Inspiration

Many young adults, especially students under 25, do not fully understand rent contracts or their legal rights. Rental agreements often use complex legal jargon, which can be confusing and difficult to understand. This can lead to students signing contracts without knowing their responsibilities or protections, leading to problems. To solve this, we decided to create a website that explains rent contracts and rental law in simple and clear language. The website is designed for students and young adults who are renting for the first time. It will help them understand contract terms, tenant rights, deposits, and other important information. Our goal is to make rental law easier to understand and more accessible, so young renters can make better and more informed decisions.

What it does

Our website simplifies tenant agreements. Users can upload their rental contract which then when processed, will have the terms explained in simple and easy English. It helps students and young renters understand what they are agreeing to, including their rights, responsibilities, deposits, and important conditions.

How we built it

We built LeaseMate using HTML5, Vanilla JavaScript, and Tailwind CSS. On the backend, a Python and Flask server used PyMuPDF and python-docx to extract raw text from uploaded PDF and Word contracts. To prevent AI hallucinations and ensure legally sound advice, we designed a strict prompt engineering pipeline: the AI cross-references the extracted contract text, along with the user's specific living situation gathered from our frontend questionnaire, against a custom, up-to-date knowledge base of UK housing law. The LLM then analyses as a highly structured object, allowing the frontend to instantly change legal risks into readable sticky notes and severity-ranked action cards.

Challenges we ran into

Our biggest challenge was preventing the AI from hallucinating legal advice, which we solved by engineering a based ground-truth prompt system to keep the analysis anchored to actual UK housing law. Extracting clean, readable text from heavily formatted PDF and Word contracts also proved tricky, as messy layouts and tables could easily confuse the LLM. Additionally, forcing the AI to return perfectly structured results without any extra conversational text required heavy prompt tuning to ensure our dynamic frontend didn't break.
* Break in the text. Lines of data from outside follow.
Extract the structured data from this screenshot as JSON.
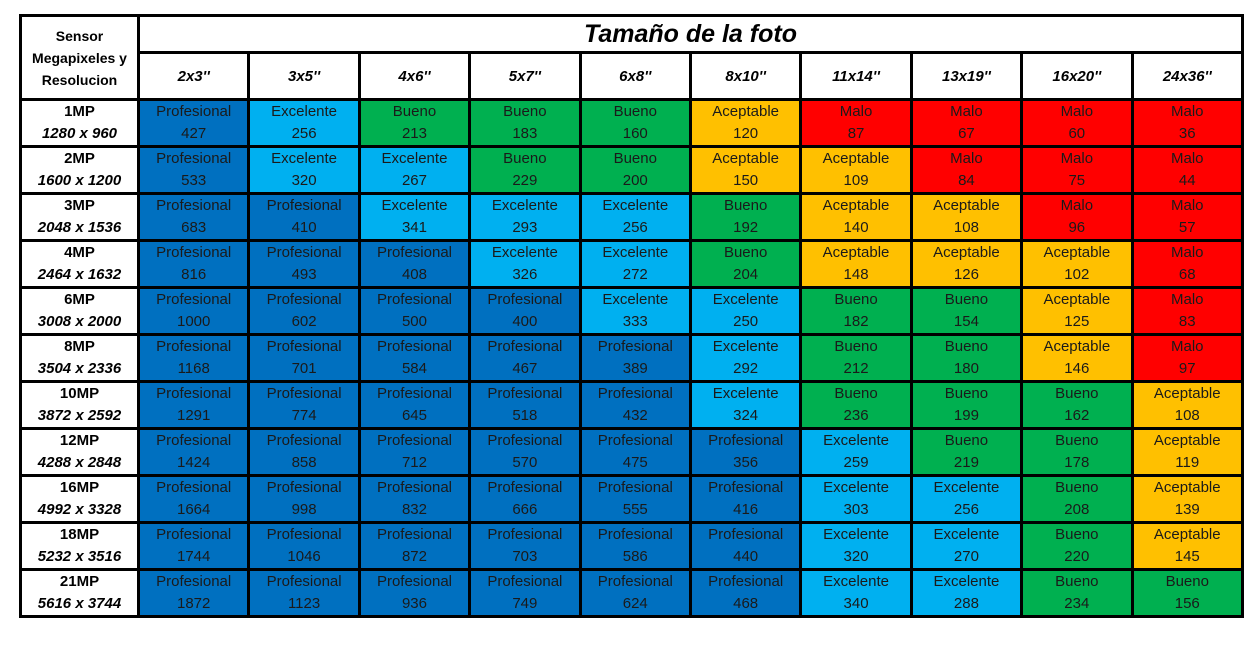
{
  "header": {
    "sensor_label": "Sensor Megapixeles y Resolucion",
    "title": "Tamaño de la foto",
    "sizes": [
      "2x3''",
      "3x5''",
      "4x6''",
      "5x7''",
      "6x8''",
      "8x10''",
      "11x14''",
      "13x19''",
      "16x20''",
      "24x36''"
    ]
  },
  "colors": {
    "Profesional": "#0070c0",
    "Excelente": "#00b0f0",
    "Bueno": "#00b050",
    "Aceptable": "#ffc000",
    "Malo": "#ff0000"
  },
  "rows": [
    {
      "mp": "1MP",
      "res": "1280 x 960",
      "ratings": [
        "Profesional",
        "Excelente",
        "Bueno",
        "Bueno",
        "Bueno",
        "Aceptable",
        "Malo",
        "Malo",
        "Malo",
        "Malo"
      ],
      "values": [
        "427",
        "256",
        "213",
        "183",
        "160",
        "120",
        "87",
        "67",
        "60",
        "36"
      ]
    },
    {
      "mp": "2MP",
      "res": "1600 x 1200",
      "ratings": [
        "Profesional",
        "Excelente",
        "Excelente",
        "Bueno",
        "Bueno",
        "Aceptable",
        "Aceptable",
        "Malo",
        "Malo",
        "Malo"
      ],
      "values": [
        "533",
        "320",
        "267",
        "229",
        "200",
        "150",
        "109",
        "84",
        "75",
        "44"
      ]
    },
    {
      "mp": "3MP",
      "res": "2048 x 1536",
      "ratings": [
        "Profesional",
        "Profesional",
        "Excelente",
        "Excelente",
        "Excelente",
        "Bueno",
        "Aceptable",
        "Aceptable",
        "Malo",
        "Malo"
      ],
      "values": [
        "683",
        "410",
        "341",
        "293",
        "256",
        "192",
        "140",
        "108",
        "96",
        "57"
      ]
    },
    {
      "mp": "4MP",
      "res": "2464 x 1632",
      "ratings": [
        "Profesional",
        "Profesional",
        "Profesional",
        "Excelente",
        "Excelente",
        "Bueno",
        "Aceptable",
        "Aceptable",
        "Aceptable",
        "Malo"
      ],
      "values": [
        "816",
        "493",
        "408",
        "326",
        "272",
        "204",
        "148",
        "126",
        "102",
        "68"
      ]
    },
    {
      "mp": "6MP",
      "res": "3008 x 2000",
      "ratings": [
        "Profesional",
        "Profesional",
        "Profesional",
        "Profesional",
        "Excelente",
        "Excelente",
        "Bueno",
        "Bueno",
        "Aceptable",
        "Malo"
      ],
      "values": [
        "1000",
        "602",
        "500",
        "400",
        "333",
        "250",
        "182",
        "154",
        "125",
        "83"
      ]
    },
    {
      "mp": "8MP",
      "res": "3504 x 2336",
      "ratings": [
        "Profesional",
        "Profesional",
        "Profesional",
        "Profesional",
        "Profesional",
        "Excelente",
        "Bueno",
        "Bueno",
        "Aceptable",
        "Malo"
      ],
      "values": [
        "1168",
        "701",
        "584",
        "467",
        "389",
        "292",
        "212",
        "180",
        "146",
        "97"
      ]
    },
    {
      "mp": "10MP",
      "res": "3872 x 2592",
      "ratings": [
        "Profesional",
        "Profesional",
        "Profesional",
        "Profesional",
        "Profesional",
        "Excelente",
        "Bueno",
        "Bueno",
        "Bueno",
        "Aceptable"
      ],
      "values": [
        "1291",
        "774",
        "645",
        "518",
        "432",
        "324",
        "236",
        "199",
        "162",
        "108"
      ]
    },
    {
      "mp": "12MP",
      "res": "4288 x 2848",
      "ratings": [
        "Profesional",
        "Profesional",
        "Profesional",
        "Profesional",
        "Profesional",
        "Profesional",
        "Excelente",
        "Bueno",
        "Bueno",
        "Aceptable"
      ],
      "values": [
        "1424",
        "858",
        "712",
        "570",
        "475",
        "356",
        "259",
        "219",
        "178",
        "119"
      ]
    },
    {
      "mp": "16MP",
      "res": "4992 x 3328",
      "ratings": [
        "Profesional",
        "Profesional",
        "Profesional",
        "Profesional",
        "Profesional",
        "Profesional",
        "Excelente",
        "Excelente",
        "Bueno",
        "Aceptable"
      ],
      "values": [
        "1664",
        "998",
        "832",
        "666",
        "555",
        "416",
        "303",
        "256",
        "208",
        "139"
      ]
    },
    {
      "mp": "18MP",
      "res": "5232 x 3516",
      "ratings": [
        "Profesional",
        "Profesional",
        "Profesional",
        "Profesional",
        "Profesional",
        "Profesional",
        "Excelente",
        "Excelente",
        "Bueno",
        "Aceptable"
      ],
      "values": [
        "1744",
        "1046",
        "872",
        "703",
        "586",
        "440",
        "320",
        "270",
        "220",
        "145"
      ]
    },
    {
      "mp": "21MP",
      "res": "5616 x 3744",
      "ratings": [
        "Profesional",
        "Profesional",
        "Profesional",
        "Profesional",
        "Profesional",
        "Profesional",
        "Excelente",
        "Excelente",
        "Bueno",
        "Bueno"
      ],
      "values": [
        "1872",
        "1123",
        "936",
        "749",
        "624",
        "468",
        "340",
        "288",
        "234",
        "156"
      ]
    }
  ]
}
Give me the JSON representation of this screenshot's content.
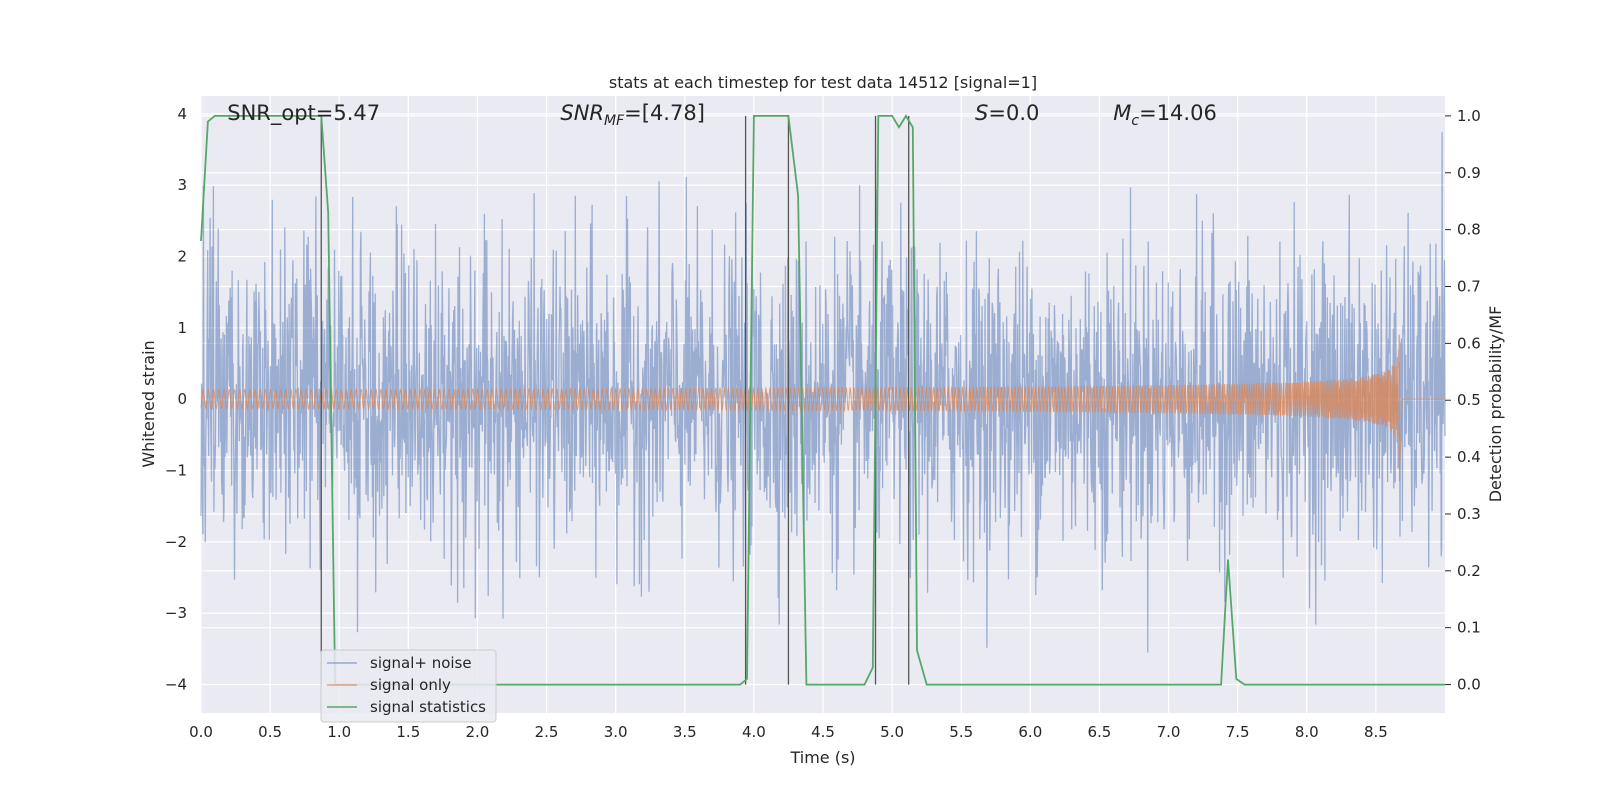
{
  "chart_data": {
    "type": "line",
    "title": "stats at each timestep for test data 14512 [signal=1]",
    "xlabel": "Time (s)",
    "ylabel_left": "Whitened strain",
    "ylabel_right": "Detection probability/MF",
    "xlim": [
      0.0,
      9.0
    ],
    "ylim_left": [
      -4.4,
      4.25
    ],
    "ylim_right": [
      -0.05,
      1.035
    ],
    "x_ticks": [
      "0.0",
      "0.5",
      "1.0",
      "1.5",
      "2.0",
      "2.5",
      "3.0",
      "3.5",
      "4.0",
      "4.5",
      "5.0",
      "5.5",
      "6.0",
      "6.5",
      "7.0",
      "7.5",
      "8.0",
      "8.5"
    ],
    "y_ticks_left": [
      "4",
      "3",
      "2",
      "1",
      "0",
      "−1",
      "−2",
      "−3",
      "−4"
    ],
    "y_ticks_right": [
      "1.0",
      "0.9",
      "0.8",
      "0.7",
      "0.6",
      "0.5",
      "0.4",
      "0.3",
      "0.2",
      "0.1",
      "0.0"
    ],
    "grid": true,
    "legend_placement": "lower left",
    "annotations": [
      {
        "id": "snr-opt",
        "text": "SNR_opt=5.47",
        "x": 0.19,
        "y": 4.0
      },
      {
        "id": "snr-mf",
        "label": "SNR",
        "sub": "MF",
        "value": "=[4.78]",
        "x": 2.6,
        "y": 4.0
      },
      {
        "id": "s-stat",
        "label": "S",
        "value": "=0.0",
        "x": 5.6,
        "y": 4.0
      },
      {
        "id": "mc",
        "label": "M",
        "sub": "c",
        "value": "=14.06",
        "x": 6.6,
        "y": 4.0
      }
    ],
    "series": [
      {
        "name": "signal+ noise",
        "color": "#4c72b0",
        "axis": "left",
        "description": "noisy whitened strain, std ~1.0, spanning roughly -4 to +4"
      },
      {
        "name": "signal only",
        "color": "#dd8452",
        "axis": "left",
        "merger_time": 8.67,
        "peak_amplitude": 0.9,
        "description": "chirp signal growing toward merger near 8.67 s"
      },
      {
        "name": "signal statistics",
        "color": "#55a868",
        "axis": "right",
        "x": [
          0.0,
          0.05,
          0.1,
          0.15,
          0.2,
          0.3,
          0.4,
          0.5,
          0.6,
          0.7,
          0.8,
          0.87,
          0.92,
          0.97,
          1.0,
          1.1,
          1.5,
          2.0,
          2.5,
          3.0,
          3.5,
          3.9,
          3.95,
          4.0,
          4.1,
          4.2,
          4.25,
          4.32,
          4.38,
          4.4,
          4.5,
          4.6,
          4.7,
          4.8,
          4.86,
          4.9,
          4.95,
          5.0,
          5.05,
          5.1,
          5.15,
          5.18,
          5.25,
          5.3,
          5.5,
          6.0,
          6.5,
          7.0,
          7.3,
          7.38,
          7.43,
          7.49,
          7.55,
          7.6,
          8.0,
          8.5,
          9.0
        ],
        "y": [
          0.78,
          0.99,
          1.0,
          1.0,
          1.0,
          1.0,
          1.0,
          1.0,
          1.0,
          1.0,
          1.0,
          1.0,
          0.83,
          0.0,
          0.0,
          0.0,
          0.0,
          0.0,
          0.0,
          0.0,
          0.0,
          0.0,
          0.01,
          1.0,
          1.0,
          1.0,
          1.0,
          0.86,
          0.0,
          0.0,
          0.0,
          0.0,
          0.0,
          0.0,
          0.03,
          1.0,
          1.0,
          1.0,
          0.98,
          1.0,
          0.98,
          0.06,
          0.0,
          0.0,
          0.0,
          0.0,
          0.0,
          0.0,
          0.0,
          0.0,
          0.22,
          0.01,
          0.0,
          0.0,
          0.0,
          0.0,
          0.0
        ]
      }
    ],
    "vertical_markers_x": [
      0.87,
      3.94,
      4.25,
      4.88,
      5.12
    ],
    "vertical_marker_color": "#555555"
  }
}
Accomplishments that we're proud of

We are proud of building a legal tool that speaks to Gen-Z without dumbing down the complexities of UK housing law. Successfully grounding the AI with a custom, meticulously researched YAML knowledge base, including the upcoming Renters' Rights Act 2025, ensures LeaseMate provides accurate, advice rather than dangerous hallucinations. We're also happy with how we managed to connect the everything: transforming dense, 30-page PDF legalese and personalized student context into perfectly structured webpage, all beautifully rendered into an intuitive, visually engaging dashboard that actually empowers young renters to protect themselves.

What we learned

We learned just how challenging it is to bridge the gap between complex legal frameworks and accessible tech. We mastered advanced prompt engineering techniques to force an LLM to act deterministically, by relying strictly on a provided knowledge base rather than hallucinating and to consistently output clean for our frontend to ingest. We also gained valuable experience handling messy, unstructured document extraction. Above all, we realized the importance of user experience in legal tech; transforming contracts into friendly, bite-sized sticky notes taught us how critical empathy and a clear visual hierarchy are when designing for users navigating stressful real-world situations.

What's next for LeaseMate?

For LeaseMate, we want to try to bring it up to the Student Union to maybe use its services to help actual students with renting contracts. We know that it is still in progress as this is the first prototype, but we are confident this can help students by informing them about their contracts.